As FAST services have matured, consumer demand has led them to offer a combination of on-demand and linear channels. The idea is that consumers may start watching a series on a linear channel but then want to be able to binge watch it from the start. As rights deals have been renegotiated, the arrangement is becoming more and more common.

== FAST history ==
While the FAST model is distinct from local broadcast retransmission, early cloud-based services like Aereo (backed by Barry Diller and launched in 2012) shared similar characteristics by streaming local broadcast TV channels to users in real-time. In 2014, the U.S. Supreme Court ruled in American Broadcasting Cos., Inc. v. Aereo, Inc. that the service violated the Copyright Act by performing copyrighted works publicly without a license.
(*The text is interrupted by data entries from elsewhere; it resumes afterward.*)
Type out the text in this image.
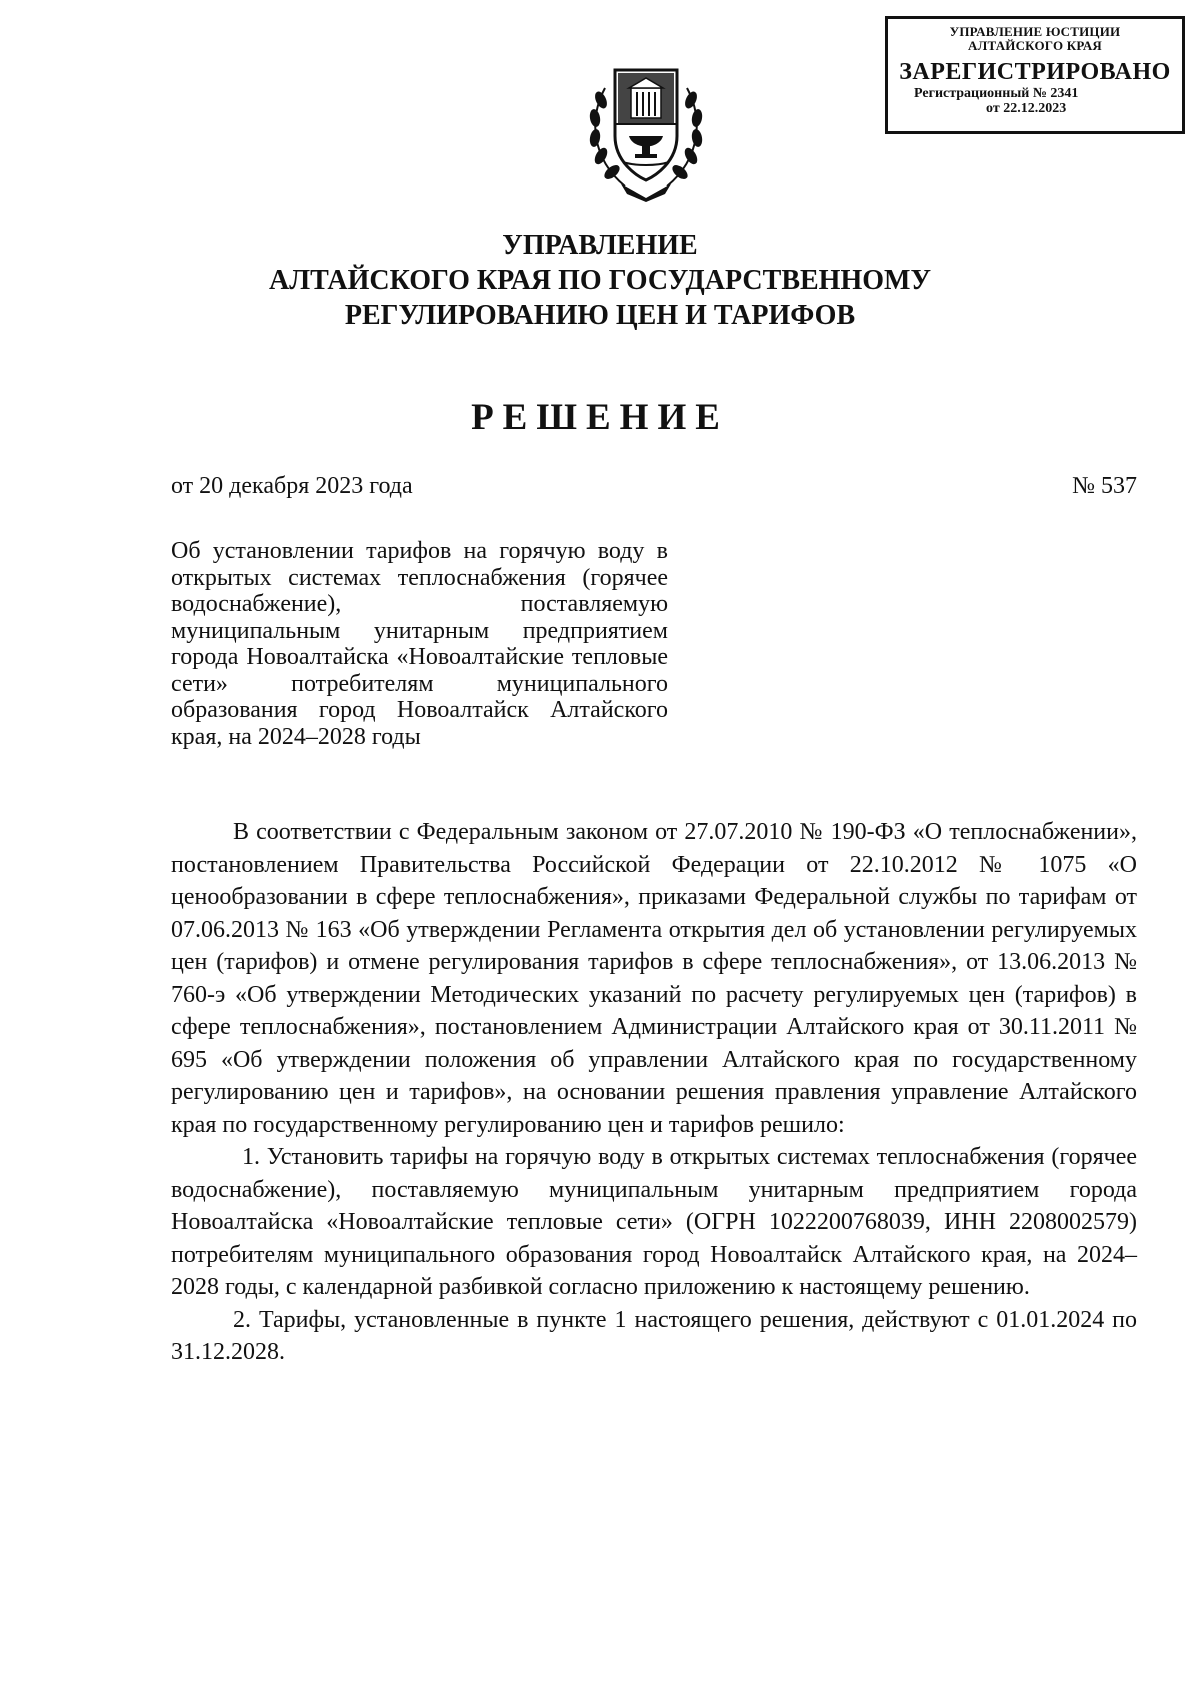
УПРАВЛЕНИЕ ЮСТИЦИИ
АЛТАЙСКОГО КРАЯ
ЗАРЕГИСТРИРОВАНО
Регистрационный № 2341
от 22.12.2023
УПРАВЛЕНИЕ
АЛТАЙСКОГО КРАЯ ПО ГОСУДАРСТВЕННОМУ
РЕГУЛИРОВАНИЮ ЦЕН И ТАРИФОВ
РЕШЕНИЕ
от 20 декабря 2023 года	№ 537
Об установлении тарифов на горячую воду в открытых системах теплоснабжения (горячее водоснабжение), поставляемую муниципальным унитарным предприятием города Новоалтайска «Новоалтайские тепловые сети» потребителям муниципального образования город Новоалтайск Алтайского края, на 2024–2028 годы

В соответствии с Федеральным законом от 27.07.2010 № 190-ФЗ «О теплоснабжении», постановлением Правительства Российской Федерации от 22.10.2012 № 1075 «О ценообразовании в сфере теплоснабжения», приказами Федеральной службы по тарифам от 07.06.2013 № 163 «Об утверждении Регламента открытия дел об установлении регулируемых цен (тарифов) и отмене регулирования тарифов в сфере теплоснабжения», от 13.06.2013 № 760-э «Об утверждении Методических указаний по расчету регулируемых цен (тарифов) в сфере теплоснабжения», постановлением Администрации Алтайского края от 30.11.2011 № 695 «Об утверждении положения об управлении Алтайского края по государственному регулированию цен и тарифов», на основании решения правления управление Алтайского края по государственному регулированию цен и тарифов решило:

1. Установить тарифы на горячую воду в открытых системах теплоснабжения (горячее водоснабжение), поставляемую муниципальным унитарным предприятием города Новоалтайска «Новоалтайские тепловые сети» (ОГРН 1022200768039, ИНН 2208002579) потребителям муниципального образования город Новоалтайск Алтайского края, на 2024–2028 годы, с календарной разбивкой согласно приложению к настоящему решению.

2. Тарифы, установленные в пункте 1 настоящего решения, действуют с 01.01.2024 по 31.12.2028.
Pluto TV, launched in 2014, is widely cited as the first dedicated FAST platform. Unlike Aereo, Pluto TV operated on a licensed model, providing linear "channels" of content. Its growth was accelerated by a 2015 distribution partnership with Hulu—which brought premium free content like Seinfeld and current-season broadcast hits to the platform—and its subsequent acquisition by Viacom (now Paramount Skydance) in 2019. The success of Pluto TV led to hardware-integrated services, such as Samsung TV Plus, which launched in 2015 as a pre-installed feature on Samsung Smart TVs.

In 2016, LocalBTV launched the second local TV streaming platform which they positioned as a free "virtual-over-the-air" (vOTA) platform for streaming properly licensed local broadcast stations. Unlike Aereo, that faced legal challenges, LocalBTV secured explicit permission from broadcasters for simultaneous delivery in a geo-fenced DMA. In 2021, LocalBTV introduced targeted Dynamic Ad Replacement (DAR) to its streams, allowing local broadcasters to replace traditional over-the-air ads with targeted Ads. LocalBTV also expanded the FAST model by introducing "hyper-local" Community Video channels that are not in the traditional broadcast lineup.

While Pluto TV focused on linear viewing, other free ad-supported services like Tubi (acquired by Fox Corporation in 2020) initially focused on Video on Demand (VOD). Later in the 2020s, the distinction blurred as many platforms integrated both linear channels and VOD libraries.